The most apt of names
Country Life UK|February 17, 2021
Belle Isle, Co Fermanagh, Northern Ireland The home of Lord and Lady Nicholas Hamilton. An 18th-century beauty spot that briefly fell into complete neglect has been restored. John Goodall tells the remarkable story of this island estate, its eccentric owners and its modern revival
John Goodall
The most apt of names
BELLE ISLE is a house that perfectly answers its name. It stands in a wonderful situation on the shore of an island at the northern end of Upper Lough Erne. With a busy outline of gables and dominated by a narrow tower, it has a romantic, castle-like air today (Fig 2). Surviving in the heart of this building, however, is a small and relatively modest Georgian house, which was constructed in about 1717 as the centrepiece to an ambitious planned landscape that enjoyed a spell of 18th-century celebrity. The rich and intriguing history of the place was explored by Dr A. P. W. Malcomson, in his account of Belle Isle in the Clogher Record (1998).
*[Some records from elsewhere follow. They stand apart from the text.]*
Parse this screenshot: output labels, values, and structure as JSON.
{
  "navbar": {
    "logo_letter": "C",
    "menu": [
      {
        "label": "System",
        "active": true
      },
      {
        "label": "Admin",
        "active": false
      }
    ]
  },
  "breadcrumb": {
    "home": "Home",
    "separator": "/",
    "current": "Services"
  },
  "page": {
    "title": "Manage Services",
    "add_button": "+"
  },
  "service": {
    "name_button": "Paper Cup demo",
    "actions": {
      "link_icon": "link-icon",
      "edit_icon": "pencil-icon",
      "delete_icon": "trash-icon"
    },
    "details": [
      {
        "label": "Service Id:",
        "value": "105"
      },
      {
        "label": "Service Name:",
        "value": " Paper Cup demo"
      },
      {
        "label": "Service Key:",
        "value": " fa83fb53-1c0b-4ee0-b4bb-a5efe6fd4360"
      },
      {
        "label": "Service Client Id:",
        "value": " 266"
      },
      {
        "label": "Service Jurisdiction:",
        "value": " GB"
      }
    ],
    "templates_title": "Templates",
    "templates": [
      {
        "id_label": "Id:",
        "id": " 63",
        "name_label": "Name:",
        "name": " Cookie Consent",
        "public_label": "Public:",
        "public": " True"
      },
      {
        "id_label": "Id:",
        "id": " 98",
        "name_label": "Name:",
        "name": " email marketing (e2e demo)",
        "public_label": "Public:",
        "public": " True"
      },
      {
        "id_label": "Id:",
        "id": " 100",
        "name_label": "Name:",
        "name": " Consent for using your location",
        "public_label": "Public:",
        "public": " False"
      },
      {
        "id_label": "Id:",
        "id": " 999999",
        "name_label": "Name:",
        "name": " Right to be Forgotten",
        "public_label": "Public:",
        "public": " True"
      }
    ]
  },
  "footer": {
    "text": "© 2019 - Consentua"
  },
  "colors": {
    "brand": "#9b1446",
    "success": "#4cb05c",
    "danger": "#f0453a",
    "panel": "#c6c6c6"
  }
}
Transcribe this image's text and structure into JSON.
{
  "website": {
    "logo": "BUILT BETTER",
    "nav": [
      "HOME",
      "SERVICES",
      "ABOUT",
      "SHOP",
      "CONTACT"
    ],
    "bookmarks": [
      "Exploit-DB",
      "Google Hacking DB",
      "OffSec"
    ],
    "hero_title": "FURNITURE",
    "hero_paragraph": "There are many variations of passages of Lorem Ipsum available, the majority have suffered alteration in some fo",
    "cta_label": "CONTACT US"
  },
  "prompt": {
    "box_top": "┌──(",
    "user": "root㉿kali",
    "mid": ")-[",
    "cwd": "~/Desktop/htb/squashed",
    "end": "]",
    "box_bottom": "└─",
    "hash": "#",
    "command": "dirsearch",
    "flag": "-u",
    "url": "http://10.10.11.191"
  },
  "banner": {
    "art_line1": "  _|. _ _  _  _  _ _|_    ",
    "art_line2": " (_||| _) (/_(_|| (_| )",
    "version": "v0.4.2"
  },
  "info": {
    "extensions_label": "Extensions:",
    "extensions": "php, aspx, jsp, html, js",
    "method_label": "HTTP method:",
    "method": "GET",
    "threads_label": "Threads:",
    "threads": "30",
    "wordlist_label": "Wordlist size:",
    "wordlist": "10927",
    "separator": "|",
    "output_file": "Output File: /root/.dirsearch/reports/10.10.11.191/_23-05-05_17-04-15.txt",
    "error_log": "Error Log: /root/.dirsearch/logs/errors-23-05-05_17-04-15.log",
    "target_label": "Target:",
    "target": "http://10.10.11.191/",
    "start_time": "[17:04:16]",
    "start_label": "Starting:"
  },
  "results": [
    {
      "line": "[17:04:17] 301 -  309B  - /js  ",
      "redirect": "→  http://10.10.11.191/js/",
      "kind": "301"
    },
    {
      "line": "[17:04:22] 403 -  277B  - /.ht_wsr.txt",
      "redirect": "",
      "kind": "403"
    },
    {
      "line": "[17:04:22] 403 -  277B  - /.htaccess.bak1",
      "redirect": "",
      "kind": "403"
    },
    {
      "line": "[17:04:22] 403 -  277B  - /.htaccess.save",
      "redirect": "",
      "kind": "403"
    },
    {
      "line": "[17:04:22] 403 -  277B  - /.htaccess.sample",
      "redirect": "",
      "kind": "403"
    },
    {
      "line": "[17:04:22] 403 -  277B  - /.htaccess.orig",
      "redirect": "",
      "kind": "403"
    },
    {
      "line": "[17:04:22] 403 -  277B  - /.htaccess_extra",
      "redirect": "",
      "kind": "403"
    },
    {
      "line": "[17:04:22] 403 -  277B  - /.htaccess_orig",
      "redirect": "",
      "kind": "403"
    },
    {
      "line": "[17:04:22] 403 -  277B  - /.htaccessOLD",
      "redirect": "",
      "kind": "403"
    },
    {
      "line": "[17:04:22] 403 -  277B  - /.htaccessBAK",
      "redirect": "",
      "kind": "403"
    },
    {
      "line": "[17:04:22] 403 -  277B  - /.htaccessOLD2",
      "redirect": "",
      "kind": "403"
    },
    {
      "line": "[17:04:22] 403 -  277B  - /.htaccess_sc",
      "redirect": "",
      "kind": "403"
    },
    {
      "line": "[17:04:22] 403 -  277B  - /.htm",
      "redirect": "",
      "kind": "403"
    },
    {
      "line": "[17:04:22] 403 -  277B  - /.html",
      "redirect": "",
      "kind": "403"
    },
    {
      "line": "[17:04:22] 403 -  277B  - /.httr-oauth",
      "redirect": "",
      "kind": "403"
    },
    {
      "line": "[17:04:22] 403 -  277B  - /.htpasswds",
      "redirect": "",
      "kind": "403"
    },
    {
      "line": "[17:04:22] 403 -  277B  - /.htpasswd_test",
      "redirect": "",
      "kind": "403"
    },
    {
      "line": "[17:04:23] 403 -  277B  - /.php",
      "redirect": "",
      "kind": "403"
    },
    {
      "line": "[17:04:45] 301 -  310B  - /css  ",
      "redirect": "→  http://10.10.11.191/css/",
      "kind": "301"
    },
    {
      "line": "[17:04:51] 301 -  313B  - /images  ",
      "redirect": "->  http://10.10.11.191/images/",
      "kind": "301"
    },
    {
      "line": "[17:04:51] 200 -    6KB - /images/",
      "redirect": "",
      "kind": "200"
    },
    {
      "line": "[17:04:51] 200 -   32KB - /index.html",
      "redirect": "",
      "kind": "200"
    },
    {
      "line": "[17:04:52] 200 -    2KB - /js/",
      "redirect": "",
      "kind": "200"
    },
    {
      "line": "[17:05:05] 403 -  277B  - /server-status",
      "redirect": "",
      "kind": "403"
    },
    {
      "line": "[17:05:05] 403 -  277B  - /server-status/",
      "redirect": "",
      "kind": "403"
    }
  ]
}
On September 4, 1607, the Gaelic Earls of Tyrone and Tyrconnell set sail from Rathmullan, Co Donegal, in search of Spanish support in their long-running conflict with the English Crown. The so-called Flight of the Earls proved to be a disastrous political miscalculation. James I swiftly declared the estates of the refugee earls forfeit and intensified the process of colonising Ulster with a new Protestant population drawn from England and Scotland.

One of the many beneficiaries of this undertaking was Paul Gore, an Elizabethan soldier of fortune, who was eventually elevated to the dignity of a baronetcy in 1621. He established his seat at Manor Gore in Co Donegal at the heart of the 29,000-acre estate granted to him in 1611. He also received a 1,000-acre property in Co Fermanagh that included the island Ballymacmanus on Lough Erne, the future Belle Isle.